И он взывал к людям,

как к врагам:

«Почему так одинок,

хоть и полон?»

Плакал и говорил

сырым углам:

«Бедлам,

сплошной бедлам…»

Страшный,

скрюченный,

мокрый от слез

Город.

 

Тяжелая металлическая дверь дежурной части с грохотом распахнулась и застыла в косом проеме.

— Все, пока, мужики! — бросил я через плечо.

— Ты ствол сдал? — дежурный оторвал голову от книги учета преступлений, куда сосредоточенно заносил очередную заяву.

— А как же, — машинально проверил во внутреннем кармане наличие удостоверения и «карточки-заместителя», — рапорт на «постоянку» я не подавал.

— И правильно… — На столе задребезжал телефон. — Серега, закрой, будь другом, — крикнул дежурный помощнику, вздохнул и снял трубку: — Милиция, дежурный майор Токарев!

Из комнаты отдыха показался «помдеж», закусывая на ходу нечто только что выпитое.

— Погоди, Серый, домой забыл звякнуть, — вдруг вспомнил я.

— Тогда жди, — помощник вернулся в комнату к поздней трапезе. — Жек, может, зайдешь пока на «соточку»? — позвал он в приоткрытую дверь.

— Успею еще, ночь длинная.

— Вам, урядникам, еще времени и сил на блуд хватает, — Серега поставил на стол поднятый было пластиковый стаканчик: в одной из камер начали колотить в дверь, послышались невнятные угрозы и отборный мат в адрес милиции. — Опера вот накатили по чуть и в кабинетах задержанных отрабатывают.

— Кого там отрабатывать, — отозвался я, пытаясь перекричать грохот и вопли. — Рейд-то формальный, вон, пьянь одна, да нарики…

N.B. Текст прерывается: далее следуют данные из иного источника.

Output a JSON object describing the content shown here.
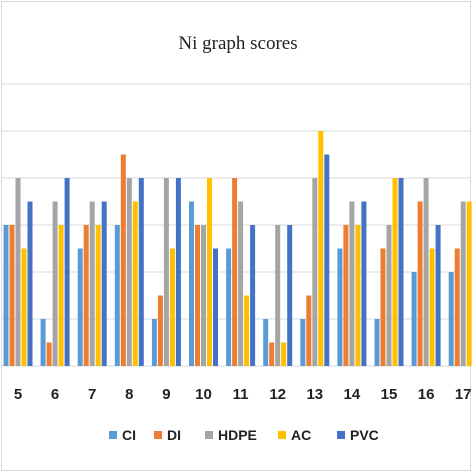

— Да заткните вы этого урода! — заорал дежурный, прикрыв трубку ладонью. — Гражданка, я вас услышал! Да, записал! Да, знаю! Опергруппа уже выехала, дежурный Токарев…То-ка-рев, блин!

Трубка грохнула о пульт. Майор щелкнул тумблером, посмотрел на жующего помощника, выдохнул, взял стоявшую в углу резиновую дубинку и направился к камере.

Я набрал домашний номер. Один гудок, два, три… лучше бы все спали, и тогда не нужно ничего говорить… четыре, пять… и ощущать пустоту и космический холод на другом конце провода… шесть, семь… хорошо, что спят.

— Да, я слушаю.

Буквально увидел, как жена сидит на краю дивана, держа в одной руке трубку, а другой разглаживая складки голубой фланелевой пижамы, той самой пижамы, которая мне так когда-то нравилась…

— Это я, чего не спите?

— Я Дашку купала. Вообще-то мы уже легли. Ты скоро?

— Пока на работе… — Из камеры послышалась возня, глухие размеренные удары и затихающие пьяные крики, перешедшие в стоны. — Наверное, буду поздно. Надо еще задержанных отработать.

— Скажи лучше — рано… — В динамике послышался шорох. — Па, а сосиски с кетчупом будут? — приблизившись на минимально возможное расстояние к трубке, бодрым голоском поинтересовалась пятилетняя дочь: озорные глаза, вздернутый шмыгающий носик, на щечках ямочки. Наверняка топчется рядом, кутаясь в желтый махровый халатик, полотенце сползает с головы, готовое упасть.

— Как всегда, конечно, будут. Знаешь что, малыш, а давай…

— Это уже не малыш, — космос стал ближе. — Даша, бегом спать, — кричит почти в трубку. — Папа приедет не скоро. Ты можешь хотя бы не будить ее, когда возвращаешься… с работы? — жена сделала ударение на последнем слове.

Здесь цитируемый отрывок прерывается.